Setiap hamba senantiasa membutuhkan hidayah dalam setiap waktu dan tarikan nafas, juga dalam segala urusan yang dia lakukan.

Manusia membutuhkan hidayah lebih dari kebutuhan mereka terhadap makan dan minum. Bahkan Allah SWT juga memerintahkan kaum Muslimin dalam setiap shalatnya senantiasa memohon hidayah kepada Allah SWT sebanyak tujuh belas kali setiap harinya. Ini menunjukkan betapa pentingnya hidayah itu dalam hidup dan kehidupan manusia.

Hidayah itu dijemput bukan ditunggu.

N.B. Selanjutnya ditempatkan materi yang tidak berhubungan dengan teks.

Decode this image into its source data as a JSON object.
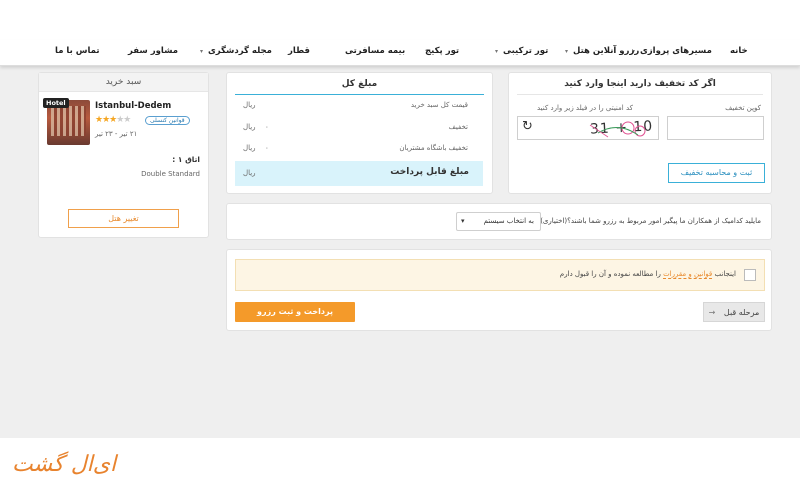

Bukan menunggu waktu tua dahulu, menunggu sukses dunia dahulu, menunggu anak dewasa dan mandiri dahulu. maka berdoa dan memohon hidayah kepada Allah SWT merupakan sebab yang paling utama untuk mendapatkan hidayah-Nya.

Karena itu Allah SWT yang maha sempurna, memerintahkan kepada hamba-Nya untuk selalu berdoa memohon hidayah dan taufik kepada-Nya, yaitu dalam surah Al Fatihah:

اهْدِنَا الصِّرَاطَ الْمُسْتَقِيمَ

“Berikanlah kepada kami hidayah ke jalan yang lurus”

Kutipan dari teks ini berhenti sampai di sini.